セイラルの唄
魔法薬学


その後の授業は、魔法薬学だった。ヴィントラップ教授が「二人一組で」と呼びかけ、生徒たちは賑やかにパートナー探しを始めた。

「おいサキュバス、組んでやろうか?」とニヤニヤ笑って追いかけてくる連中を早足で撒いて、名前はリョーマの隣の席に座った。リョーマは特別驚いた顔をせず机の上の教材を寄せて名前の分のスペースを開けた。

「悪いね。まともに話ができるのは君だけなんだ。」
「別にいいよ。あんた一人でやると失敗しそうだし。」
「それは心外だな。」

期待した通り、リョーマは気にしない素振りで薬草を手に取り作業を始めた。そのさっぱりとした態度に名前は助けられていた。教科書に記載のレシピについて議論を交わすなどして滞りなく進む会話に、心地良さを感じていた。
なのに今度は隣の席のペアがこちらを見てコソコソ笑い、名前の気分はまた暗くなった。

「あいつが作るとなんでも惚れ薬になっちまいそうだ。」

名前は聞こえないふりをして黙々と薬草を刻んだ。しかしリョーマは何を思ったのか隣の席に聞こえる声で「幼稚な発想。」と呟いた。

「放っておいていいよ。」

名前は存ぜぬ顔を作り嗜めたがリョーマは歯切れ良く言い放った。

「知性を疑うね。」

陰口の生徒は真っ赤な顔で「偉そうなんだよお前!」などと負け惜しみを吠えた。リョーマは毛ほども気にしていないのだろう。クールなその目のまま名前が刻んだ薬草を鍋に放り込んだ。おや。名前は手元のレシピに視線を走らせた。

「待ってくれ。これはまだ潰していない。すり鉢の工程を飛ばしているよ。」
「確かに書いてあるね。」

リョーマは曖昧な、それでいて有無を言わせない態度でそう言って、やり直すでもなくそのまま作業を進めていく。越前リョーマの性格とは思いのほか適当なのかそれともこの場合は強情というのか、そういった一面もあるのだなと思ったがまあ、たかが実習。厳密に行う必要はないかと名前も倣って手を進めた。

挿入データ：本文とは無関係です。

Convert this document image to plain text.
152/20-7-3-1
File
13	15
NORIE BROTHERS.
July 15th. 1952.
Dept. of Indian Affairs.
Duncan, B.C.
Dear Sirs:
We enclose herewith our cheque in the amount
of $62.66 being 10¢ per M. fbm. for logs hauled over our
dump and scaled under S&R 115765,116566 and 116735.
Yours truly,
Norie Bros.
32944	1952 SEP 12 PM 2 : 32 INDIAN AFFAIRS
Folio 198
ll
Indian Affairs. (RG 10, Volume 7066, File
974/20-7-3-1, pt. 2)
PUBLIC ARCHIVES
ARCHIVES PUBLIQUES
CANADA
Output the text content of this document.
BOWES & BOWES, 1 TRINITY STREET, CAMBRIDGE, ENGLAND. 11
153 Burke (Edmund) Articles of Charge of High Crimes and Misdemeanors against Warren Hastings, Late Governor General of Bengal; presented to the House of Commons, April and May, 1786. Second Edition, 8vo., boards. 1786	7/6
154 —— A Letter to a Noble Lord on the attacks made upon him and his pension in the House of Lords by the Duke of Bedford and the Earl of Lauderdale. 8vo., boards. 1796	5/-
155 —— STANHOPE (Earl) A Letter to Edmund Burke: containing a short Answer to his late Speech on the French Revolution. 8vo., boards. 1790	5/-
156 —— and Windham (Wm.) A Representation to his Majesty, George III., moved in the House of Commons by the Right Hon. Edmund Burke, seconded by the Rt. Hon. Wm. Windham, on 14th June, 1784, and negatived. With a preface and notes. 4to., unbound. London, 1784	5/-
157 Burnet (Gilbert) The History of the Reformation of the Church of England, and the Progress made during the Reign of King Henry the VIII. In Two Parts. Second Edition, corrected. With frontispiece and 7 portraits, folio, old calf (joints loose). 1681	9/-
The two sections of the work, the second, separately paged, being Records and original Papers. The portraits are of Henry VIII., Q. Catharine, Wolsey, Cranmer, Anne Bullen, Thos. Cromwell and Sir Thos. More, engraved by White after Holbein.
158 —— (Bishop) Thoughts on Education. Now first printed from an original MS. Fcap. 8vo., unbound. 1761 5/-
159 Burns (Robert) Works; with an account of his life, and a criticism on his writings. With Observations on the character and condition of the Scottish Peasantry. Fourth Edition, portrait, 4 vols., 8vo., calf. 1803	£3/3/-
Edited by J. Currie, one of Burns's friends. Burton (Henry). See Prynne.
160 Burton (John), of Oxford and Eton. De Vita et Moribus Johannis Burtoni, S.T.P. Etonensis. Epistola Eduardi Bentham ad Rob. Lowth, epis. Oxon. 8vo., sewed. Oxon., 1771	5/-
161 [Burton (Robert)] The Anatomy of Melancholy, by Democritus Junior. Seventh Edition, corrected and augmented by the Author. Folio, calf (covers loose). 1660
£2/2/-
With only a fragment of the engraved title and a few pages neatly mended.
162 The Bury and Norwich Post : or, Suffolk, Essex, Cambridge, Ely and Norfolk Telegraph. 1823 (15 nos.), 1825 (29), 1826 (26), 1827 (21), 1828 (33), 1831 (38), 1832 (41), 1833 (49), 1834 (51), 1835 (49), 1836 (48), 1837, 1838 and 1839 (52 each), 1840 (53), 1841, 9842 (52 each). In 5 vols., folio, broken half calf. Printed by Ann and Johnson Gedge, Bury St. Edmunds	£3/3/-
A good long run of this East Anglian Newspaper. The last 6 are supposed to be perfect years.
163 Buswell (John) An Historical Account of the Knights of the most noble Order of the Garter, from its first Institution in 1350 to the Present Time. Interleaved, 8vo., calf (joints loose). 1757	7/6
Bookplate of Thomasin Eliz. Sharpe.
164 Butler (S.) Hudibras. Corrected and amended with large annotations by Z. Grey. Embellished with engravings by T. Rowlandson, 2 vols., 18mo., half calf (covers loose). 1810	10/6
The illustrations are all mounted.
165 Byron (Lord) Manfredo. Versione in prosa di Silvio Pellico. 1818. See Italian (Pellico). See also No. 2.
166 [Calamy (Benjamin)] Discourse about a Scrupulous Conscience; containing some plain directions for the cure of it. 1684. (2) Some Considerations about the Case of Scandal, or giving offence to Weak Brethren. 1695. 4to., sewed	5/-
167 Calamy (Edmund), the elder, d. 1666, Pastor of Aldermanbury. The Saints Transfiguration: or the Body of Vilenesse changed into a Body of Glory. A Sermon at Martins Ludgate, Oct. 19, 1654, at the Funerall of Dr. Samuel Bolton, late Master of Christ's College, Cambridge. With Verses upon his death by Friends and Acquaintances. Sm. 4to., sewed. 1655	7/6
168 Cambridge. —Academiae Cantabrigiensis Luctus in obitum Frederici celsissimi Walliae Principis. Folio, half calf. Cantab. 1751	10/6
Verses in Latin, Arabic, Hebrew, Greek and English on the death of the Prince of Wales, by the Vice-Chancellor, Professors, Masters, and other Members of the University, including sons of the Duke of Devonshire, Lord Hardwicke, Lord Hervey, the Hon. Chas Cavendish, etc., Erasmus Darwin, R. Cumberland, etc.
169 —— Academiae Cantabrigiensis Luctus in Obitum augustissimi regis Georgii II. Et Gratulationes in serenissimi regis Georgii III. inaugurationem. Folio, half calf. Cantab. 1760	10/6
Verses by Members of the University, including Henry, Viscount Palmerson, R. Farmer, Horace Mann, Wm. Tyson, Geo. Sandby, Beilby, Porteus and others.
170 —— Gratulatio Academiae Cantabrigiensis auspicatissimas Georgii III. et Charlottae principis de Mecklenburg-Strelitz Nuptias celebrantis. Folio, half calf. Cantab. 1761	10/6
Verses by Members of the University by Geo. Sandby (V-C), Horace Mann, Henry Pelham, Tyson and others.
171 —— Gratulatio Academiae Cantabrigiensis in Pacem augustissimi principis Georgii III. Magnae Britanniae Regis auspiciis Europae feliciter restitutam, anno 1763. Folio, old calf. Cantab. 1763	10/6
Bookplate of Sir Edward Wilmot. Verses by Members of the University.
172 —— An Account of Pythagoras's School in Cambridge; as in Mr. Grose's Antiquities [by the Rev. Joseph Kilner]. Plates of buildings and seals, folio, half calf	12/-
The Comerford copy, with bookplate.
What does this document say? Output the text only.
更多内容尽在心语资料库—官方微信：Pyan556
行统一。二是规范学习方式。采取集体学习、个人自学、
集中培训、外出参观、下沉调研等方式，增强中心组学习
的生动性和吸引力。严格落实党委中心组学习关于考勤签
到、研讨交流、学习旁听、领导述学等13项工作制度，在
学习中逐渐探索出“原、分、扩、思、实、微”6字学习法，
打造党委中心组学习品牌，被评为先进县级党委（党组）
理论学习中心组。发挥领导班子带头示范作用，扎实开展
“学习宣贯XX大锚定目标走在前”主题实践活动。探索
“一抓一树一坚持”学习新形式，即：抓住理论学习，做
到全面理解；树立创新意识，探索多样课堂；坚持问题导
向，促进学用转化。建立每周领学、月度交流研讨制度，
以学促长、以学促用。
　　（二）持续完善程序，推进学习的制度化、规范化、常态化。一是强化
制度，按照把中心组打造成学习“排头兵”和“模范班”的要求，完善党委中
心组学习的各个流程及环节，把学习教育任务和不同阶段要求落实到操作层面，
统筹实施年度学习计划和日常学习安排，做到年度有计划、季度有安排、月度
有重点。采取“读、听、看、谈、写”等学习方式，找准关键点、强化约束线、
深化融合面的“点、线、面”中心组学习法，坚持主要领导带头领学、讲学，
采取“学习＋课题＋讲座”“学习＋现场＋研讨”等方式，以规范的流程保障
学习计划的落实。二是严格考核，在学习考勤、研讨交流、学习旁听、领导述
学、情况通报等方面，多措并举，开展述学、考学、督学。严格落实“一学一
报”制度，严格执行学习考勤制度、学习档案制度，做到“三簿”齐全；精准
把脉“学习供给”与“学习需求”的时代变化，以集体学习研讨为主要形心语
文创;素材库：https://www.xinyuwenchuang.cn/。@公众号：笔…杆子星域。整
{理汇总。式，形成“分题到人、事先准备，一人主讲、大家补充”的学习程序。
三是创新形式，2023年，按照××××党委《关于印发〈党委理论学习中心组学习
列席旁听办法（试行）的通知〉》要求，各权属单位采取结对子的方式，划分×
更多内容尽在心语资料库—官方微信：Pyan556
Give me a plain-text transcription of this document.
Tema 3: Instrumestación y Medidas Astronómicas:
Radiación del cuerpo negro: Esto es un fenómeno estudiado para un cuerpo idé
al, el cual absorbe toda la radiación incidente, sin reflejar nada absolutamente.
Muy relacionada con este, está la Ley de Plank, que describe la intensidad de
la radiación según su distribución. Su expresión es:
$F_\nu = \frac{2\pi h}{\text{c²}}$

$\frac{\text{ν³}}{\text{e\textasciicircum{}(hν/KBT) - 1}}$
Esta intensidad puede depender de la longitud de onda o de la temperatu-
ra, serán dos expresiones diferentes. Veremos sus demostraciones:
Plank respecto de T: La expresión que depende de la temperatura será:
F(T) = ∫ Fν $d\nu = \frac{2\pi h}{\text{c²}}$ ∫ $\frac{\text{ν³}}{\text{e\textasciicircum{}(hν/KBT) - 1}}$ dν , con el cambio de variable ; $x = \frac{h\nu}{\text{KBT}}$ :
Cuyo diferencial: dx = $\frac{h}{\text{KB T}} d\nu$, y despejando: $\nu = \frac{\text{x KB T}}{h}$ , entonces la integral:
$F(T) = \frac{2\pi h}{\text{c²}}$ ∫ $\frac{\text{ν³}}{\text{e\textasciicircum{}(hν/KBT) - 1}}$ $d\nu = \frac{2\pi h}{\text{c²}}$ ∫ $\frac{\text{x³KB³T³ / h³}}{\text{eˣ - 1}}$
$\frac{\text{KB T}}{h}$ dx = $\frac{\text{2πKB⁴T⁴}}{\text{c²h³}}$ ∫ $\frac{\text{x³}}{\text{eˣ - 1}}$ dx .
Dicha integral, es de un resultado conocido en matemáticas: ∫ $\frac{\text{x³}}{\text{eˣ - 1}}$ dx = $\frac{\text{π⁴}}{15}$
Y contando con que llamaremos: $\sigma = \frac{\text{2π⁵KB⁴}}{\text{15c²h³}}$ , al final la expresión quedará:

しかし出来上がった魔法薬に教授は感激し、拍手までする始末だった。

「確かに歯触りが良くなり服用しやすくなるというメリットでこのすり鉢の工程が在る。しかしこの薬草の場合繊維を壊しすぎると酵素が出て効能を弱めてしまうといった面もあってね。火入れの前にナイフで十分に刻めていたからそれで十分だと君は判断したのだね。」
「…」
「臨機応変。いいね、学びの場とはこうあるべきだ。」

教授は機嫌良く鼻歌を嗜み次のペアの講評へと移っていった。名前は唖然としてリョーマを見たが、彼は肩をすくめるだけだった。